Much like the sequestration, the once-feared threat of credit downgrade in the face of the supercomittee’s failure is also not as real as it was once imagined.

Mark Zandi, the chief economist for Moody’s Analytics, said the markets assumed all along that the committee would not find a compromise.

“I don’t think it will be much of a reaction,” Zandi told Fox’s Chris Wallace. “It’s all relative to expectations and investor expectations with regard to the committee are very, very low.”

But Zandi and several Capitol Hill aides said that a downgrade could materialize if Congress does not enact the sequestered cuts as planned. They also pointed to more economic hurdles for Washington when emergency unemployment benefits and the current 2-percent payroll tax holiday for working Americans expire at the end of 2011. Twelve months later, Congress must also deal with a fix to the alternative minimum tax; a massive cut to Medicare payments to doctors; and the expiring Bush tax cuts.

It’s hard to imagine that Congress will find consensus on those issues when the politics of failure serve both parties more than the politics of compromise.

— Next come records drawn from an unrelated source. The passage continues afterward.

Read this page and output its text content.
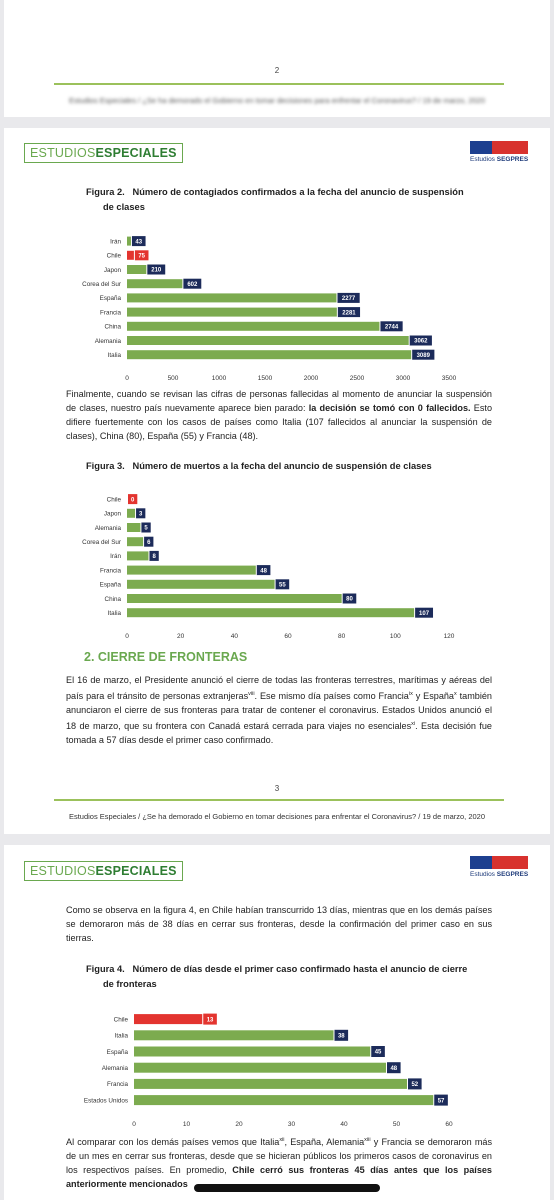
2
Estudios Especiales / ¿Se ha demorado el Gobierno en tomar decisiones para enfrentar el Coronavirus? / 19 de marzo, 2020
ESTUDIOSESPECIALES	Estudios SEGPRES
Figura 2. Número de contagiados confirmados a la fecha del anuncio de suspensión
de clases
Irán 43
Chile	75
Japon	210
Corea del Sur	602
España	2277
Francia	2281
China	2744
Alemania	3062
Italia	3089
0	500	1000	1500	2000	2500	3000	3500
Finalmente, cuando se revisan las cifras de personas fallecidas al momento de anunciar la suspensión de clases, nuestro país nuevamente aparece bien parado: la decisión se tomó con 0 fallecidos. Esto difiere fuertemente con los casos de países como Italia (107 fallecidos al anunciar la suspensión de clases), China (80), España (55) y Francia (48).
Figura 3. Número de muertos a la fecha del anuncio de suspensión de clases
Chile 0
Japon	3
Alemania	5
Corea del Sur	6
Irán	8
Francia	48
España	55
China	80
Italia	107
0	20	40	60	80	100	120
2. CIERRE DE FRONTERAS
El 16 de marzo, el Presidente anunció el cierre de todas las fronteras terrestres, marítimas y aéreas del país para el tránsito de personas extranjeras$^{viii}$. Ese mismo día países como Francia$^{ix}$ y España$^x$ también anunciaron el cierre de sus fronteras para tratar de contener el coronavirus. Estados Unidos anunció el 18 de marzo, que su frontera con Canadá estará cerrada para viajes no esenciales$^{xi}$. Esta decisión fue tomada a 57 días desde el primer caso confirmado.
3
Estudios Especiales / ¿Se ha demorado el Gobierno en tomar decisiones para enfrentar el Coronavirus? / 19 de marzo, 2020
ESTUDIOSESPECIALES	Estudios SEGPRES
Como se observa en la figura 4, en Chile habían transcurrido 13 días, mientras que en los demás países se demoraron más de 38 días en cerrar sus fronteras, desde la confirmación del primer caso en sus tierras.
Figura 4. Número de días desde el primer caso confirmado hasta el anuncio de cierre
de fronteras
Chile	13
Italia	38
España	45
Alemania	48
Francia	52
Estados Unidos	57
0	10	20	30	40	50	60
Al comparar con los demás países vemos que Italia$^{xii}$, España, Alemania$^{xiii}$ y Francia se demoraron más de un mes en cerrar sus fronteras, desde que se hicieran públicos los primeros casos de coronavirus en los respectivos países. En promedio, Chile cerró sus fronteras 45 días antes que los países anteriormente mencionados
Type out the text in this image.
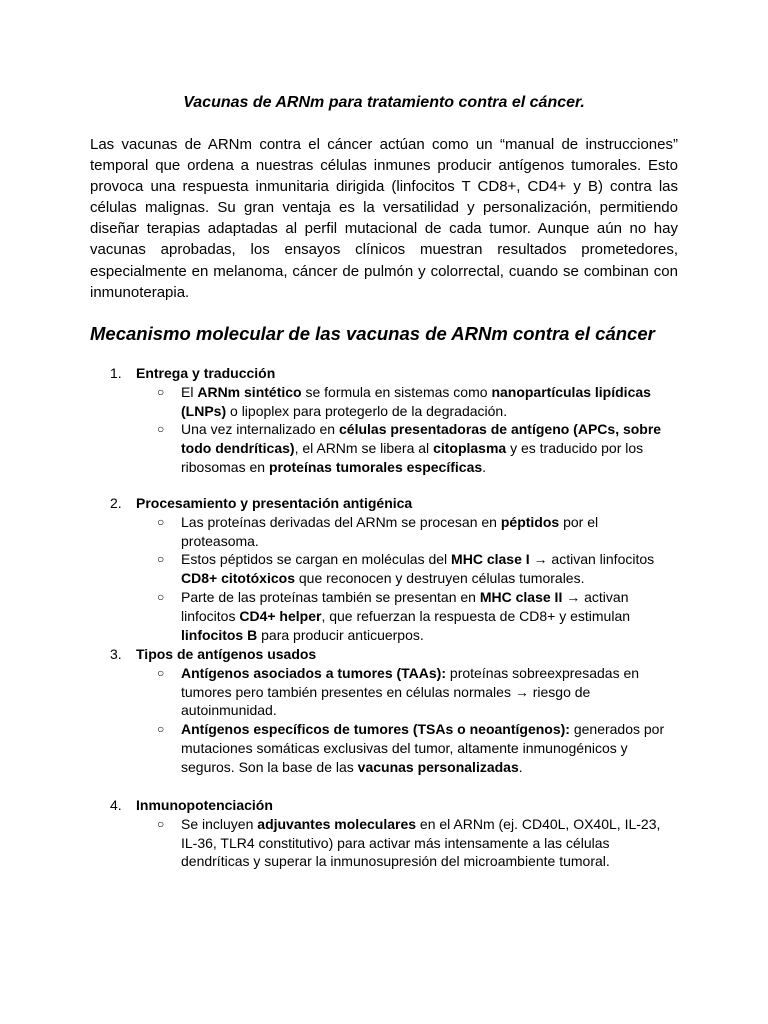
Vacunas de ARNm para tratamiento contra el cáncer.

Las vacunas de ARNm contra el cáncer actúan como un “manual de instrucciones” temporal que ordena a nuestras células inmunes producir antígenos tumorales. Esto provoca una respuesta inmunitaria dirigida (linfocitos T CD8+, CD4+ y B) contra las células malignas. Su gran ventaja es la versatilidad y personalización, permitiendo diseñar terapias adaptadas al perfil mutacional de cada tumor. Aunque aún no hay vacunas aprobadas, los ensayos clínicos muestran resultados prometedores, especialmente en melanoma, cáncer de pulmón y colorrectal, cuando se combinan con inmunoterapia.

Mecanismo molecular de las vacunas de ARNm contra el cáncer
1. Entrega y traducción
○ El ARNm sintético se formula en sistemas como nanopartículas lipídicas (LNPs) o lipoplex para protegerlo de la degradación.
○ Una vez internalizado en células presentadoras de antígeno (APCs, sobre todo dendríticas), el ARNm se libera al citoplasma y es traducido por los ribosomas en proteínas tumorales específicas.
2. Procesamiento y presentación antigénica
○ Las proteínas derivadas del ARNm se procesan en péptidos por el proteasoma.
○ Estos péptidos se cargan en moléculas del MHC clase I → activan linfocitos CD8+ citotóxicos que reconocen y destruyen células tumorales.
○ Parte de las proteínas también se presentan en MHC clase II → activan linfocitos CD4+ helper, que refuerzan la respuesta de CD8+ y estimulan linfocitos B para producir anticuerpos.
3. Tipos de antígenos usados
○ Antígenos asociados a tumores (TAAs): proteínas sobreexpresadas en tumores pero también presentes en células normales → riesgo de autoinmunidad.
○ Antígenos específicos de tumores (TSAs o neoantígenos): generados por mutaciones somáticas exclusivas del tumor, altamente inmunogénicos y seguros. Son la base de las vacunas personalizadas.
4. Inmunopotenciación
○ Se incluyen adjuvantes moleculares en el ARNm (ej. CD40L, OX40L, IL-23, IL-36, TLR4 constitutivo) para activar más intensamente a las células dendríticas y superar la inmunosupresión del microambiente tumoral.
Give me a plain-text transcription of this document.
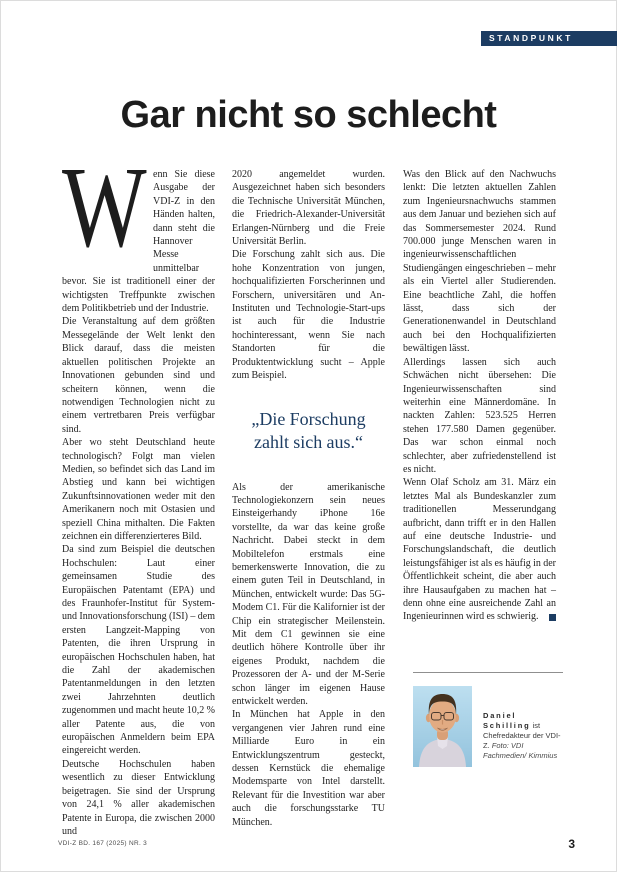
STANDPUNKT
Gar nicht so schlecht

W enn Sie diese Ausgabe der VDI-Z in den Händen halten, dann steht die Hannover Messe unmittelbar bevor. Sie ist traditionell einer der wichtigsten Treffpunkte zwischen dem Politikbetrieb und der Industrie.

Die Veranstaltung auf dem größten Messegelände der Welt lenkt den Blick darauf, dass die meisten aktuellen politischen Projekte an Innovationen gebunden sind und scheitern können, wenn die notwendigen Technologien nicht zu einem vertretbaren Preis verfügbar sind.

Aber wo steht Deutschland heute technologisch? Folgt man vielen Medien, so befindet sich das Land im Abstieg und kann bei wichtigen Zukunftsinnovationen weder mit den Amerikanern noch mit Ostasien und speziell China mithalten. Die Fakten zeichnen ein differenzierteres Bild.

Da sind zum Beispiel die deutschen Hochschulen: Laut einer gemeinsamen Studie des Europäischen Patentamt (EPA) und des Fraunhofer-Institut für System- und Innovationsforschung (ISI) – dem ersten Langzeit-Mapping von Patenten, die ihren Ursprung in europäischen Hochschulen haben, hat die Zahl der akademischen Patentanmeldungen in den letzten zwei Jahrzehnten deutlich zugenommen und macht heute 10,2 % aller Patente aus, die von europäischen Anmeldern beim EPA eingereicht werden.

Deutsche Hochschulen haben wesentlich zu dieser Entwicklung beigetragen. Sie sind der Ursprung von 24,1 % aller akademischen Patente in Europa, die zwischen 2000 und

2020 angemeldet wurden. Ausgezeichnet haben sich besonders die Technische Universität München, die Friedrich-Alexander-Universität Erlangen-Nürnberg und die Freie Universität Berlin.

Die Forschung zahlt sich aus. Die hohe Konzentration von jungen, hochqualifizierten Forscherinnen und Forschern, universitären und An-Instituten und Technologie-Start-ups ist auch für die Industrie hochinteressant, wenn Sie nach Standorten für die Produktentwicklung sucht – Apple zum Beispiel.

„Die Forschung zahlt sich aus.“

Als der amerikanische Technologiekonzern sein neues Einsteigerhandy iPhone 16e vorstellte, da war das keine große Nachricht. Dabei steckt in dem Mobiltelefon erstmals eine bemerkenswerte Innovation, die zu einem guten Teil in Deutschland, in München, entwickelt wurde: Das 5G-Modem C1. Für die Kalifornier ist der Chip ein strategischer Meilenstein. Mit dem C1 gewinnen sie eine deutlich höhere Kontrolle über ihr eigenes Produkt, nachdem die Prozessoren der A- und der M-Serie schon länger im eigenen Hause entwickelt werden.

In München hat Apple in den vergangenen vier Jahren rund eine Milliarde Euro in ein Entwicklungszentrum gesteckt, dessen Kernstück die ehemalige Modemsparte von Intel darstellt. Relevant für die Investition war aber auch die forschungsstarke TU München.

Was den Blick auf den Nachwuchs lenkt: Die letzten aktuellen Zahlen zum Ingenieursnachwuchs stammen aus dem Januar und beziehen sich auf das Sommersemester 2024. Rund 700.000 junge Menschen waren in ingenieurwissenschaftlichen Studiengängen eingeschrieben – mehr als ein Viertel aller Studierenden. Eine beachtliche Zahl, die hoffen lässt, dass sich der Generationenwandel in Deutschland auch bei den Hochqualifizierten bewältigen lässt.

Allerdings lassen sich auch Schwächen nicht übersehen: Die Ingenieurwissenschaften sind weiterhin eine Männerdomäne. In nackten Zahlen: 523.525 Herren stehen 177.580 Damen gegenüber. Das war schon einmal noch schlechter, aber zufriedenstellend ist es nicht.

Wenn Olaf Scholz am 31. März ein letztes Mal als Bundeskanzler zum traditionellen Messerundgang aufbricht, dann trifft er in den Hallen auf eine deutsche Industrie- und Forschungslandschaft, die deutlich leistungsfähiger ist als es häufig in der Öffentlichkeit scheint, die aber auch ihre Hausaufgaben zu machen hat – denn ohne eine ausreichende Zahl an Ingenieurinnen wird es schwierig.

Daniel Schilling ist Chefredakteur der VDI-Z. Foto: VDI Fachmedien/ Kimmius
VDI-Z BD. 167 (2025) NR. 3	3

An internal poll for Democrats shows that voters are likely to blame Republicans more for the supercommittee’s demise than they’ll blame Democrats, while Republicans openly ask why they would negotiate away their most-favored tax cuts now, when they believe they are less than a year away from taking back the Senate and possibly the White House.

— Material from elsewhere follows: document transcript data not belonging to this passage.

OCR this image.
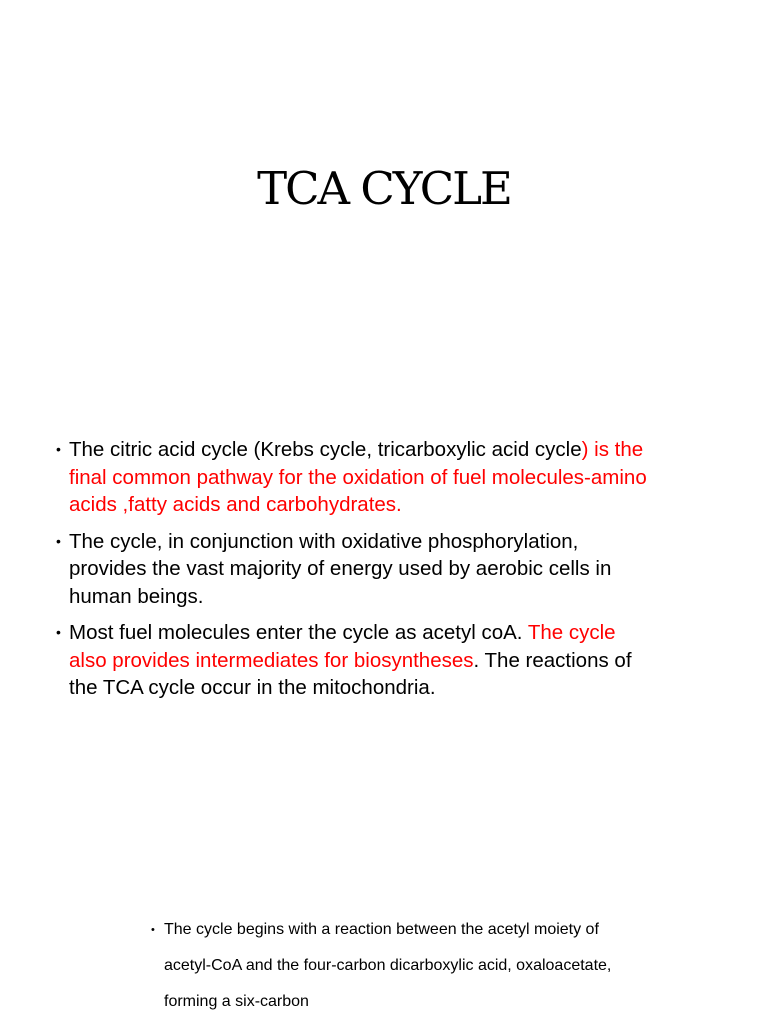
TCA CYCLE
• The citric acid cycle (Krebs cycle, tricarboxylic acid cycle) is the final common pathway for the oxidation of fuel molecules-amino acids ,fatty acids and carbohydrates.
• The cycle, in conjunction with oxidative phosphorylation, provides the vast majority of energy used by aerobic cells in human beings.
• Most fuel molecules enter the cycle as acetyl coA. The cycle also provides intermediates for biosyntheses. The reactions of the TCA cycle occur in the mitochondria.
• The cycle begins with a reaction between the acetyl moiety of acetyl-CoA and the four-carbon dicarboxylic acid, oxaloacetate, forming a six-carbon
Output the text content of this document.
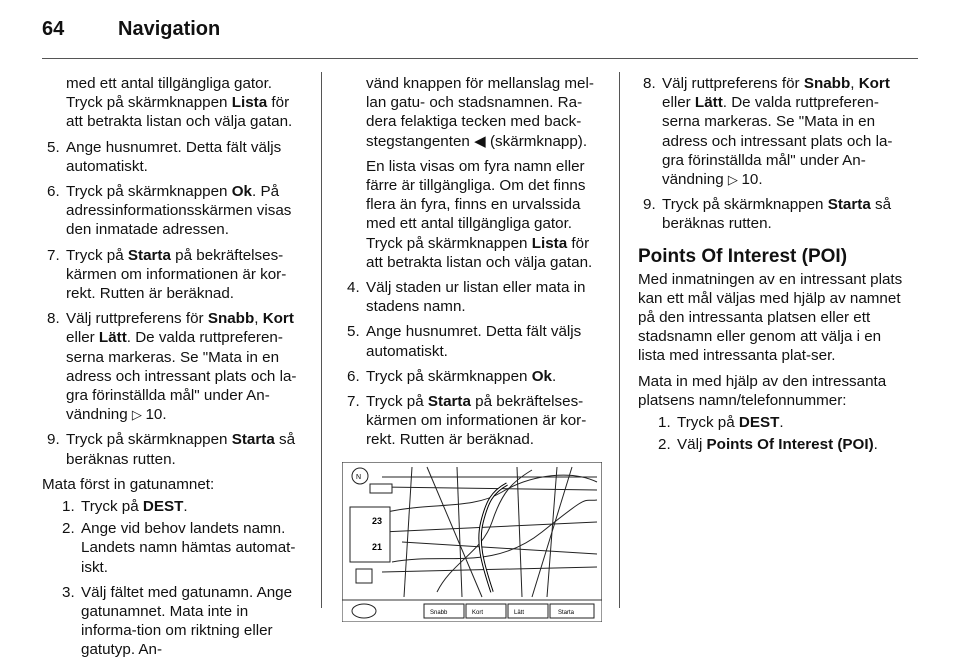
64	Navigation

med ett antal tillgängliga gator. Tryck på skärmknappen Lista för att betrakta listan och välja gatan.

5. Ange husnumret. Detta fält väljs automatiskt.
6. Tryck på skärmknappen Ok. På adressinformationsskärmen visas den inmatade adressen.
7. Tryck på Starta på bekräftelses-kärmen om informationen är kor-rekt. Rutten är beräknad.
8. Välj ruttpreferens för Snabb, Kort eller Lätt. De valda ruttpreferen-serna markeras. Se "Mata in en adress och intressant plats och la-gra förinställda mål" under An-vändning ▷ 10.
9. Tryck på skärmknappen Starta så beräknas rutten.

Mata först in gatunamnet:

1. Tryck på DEST.
2. Ange vid behov landets namn. Landets namn hämtas automat-iskt.
3. Välj fältet med gatunamn. Ange gatunamnet. Mata inte in informa-tion om riktning eller gatutyp. An-

vänd knappen för mellanslag mel-lan gatu- och stadsnamnen. Ra-dera felaktiga tecken med back-stegstangenten ◀ (skärmknapp).

En lista visas om fyra namn eller färre är tillgängliga. Om det finns flera än fyra, finns en urvalssida med ett antal tillgängliga gator. Tryck på skärmknappen Lista för att betrakta listan och välja gatan.

4. Välj staden ur listan eller mata in stadens namn.
5. Ange husnumret. Detta fält väljs automatiskt.
6. Tryck på skärmknappen Ok.
7. Tryck på Starta på bekräftelses-kärmen om informationen är kor-rekt. Rutten är beräknad.
N
23
21
Snabb	Kort	Lätt	Starta
8. Välj ruttpreferens för Snabb, Kort eller Lätt. De valda ruttpreferen-serna markeras. Se "Mata in en adress och intressant plats och la-gra förinställda mål" under An-vändning ▷ 10.
9. Tryck på skärmknappen Starta så beräknas rutten.
Points Of Interest (POI)

Med inmatningen av en intressant plats kan ett mål väljas med hjälp av namnet på den intressanta platsen eller ett stadsnamn eller genom att välja i en lista med intressanta plat-ser.

Mata in med hjälp av den intressanta platsens namn/telefonnummer:

1. Tryck på DEST.
2. Välj Points Of Interest (POI).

One hint of a possible path forward came from Democrat Joe Manchin, a recent addition to the Senate from West Virginia, who said on CBS’s Face the Nation that a group of more than 100 Democrats and Republicans is ready to step forward if the supercommittee admits defeat.

“We cannot accept failure,” Manchin said. “I don’t want to be a part of the generation that turned over the keys to the next generation with the country in worse shape.”

The supercommittee’s mandate to announce a plan for a congressional vote in time for its Wednesday deadline is Monday evening, a target no one in Washington has predicted it will meet.

“Reality,” said Hensarling, “is starting to overtake hope.”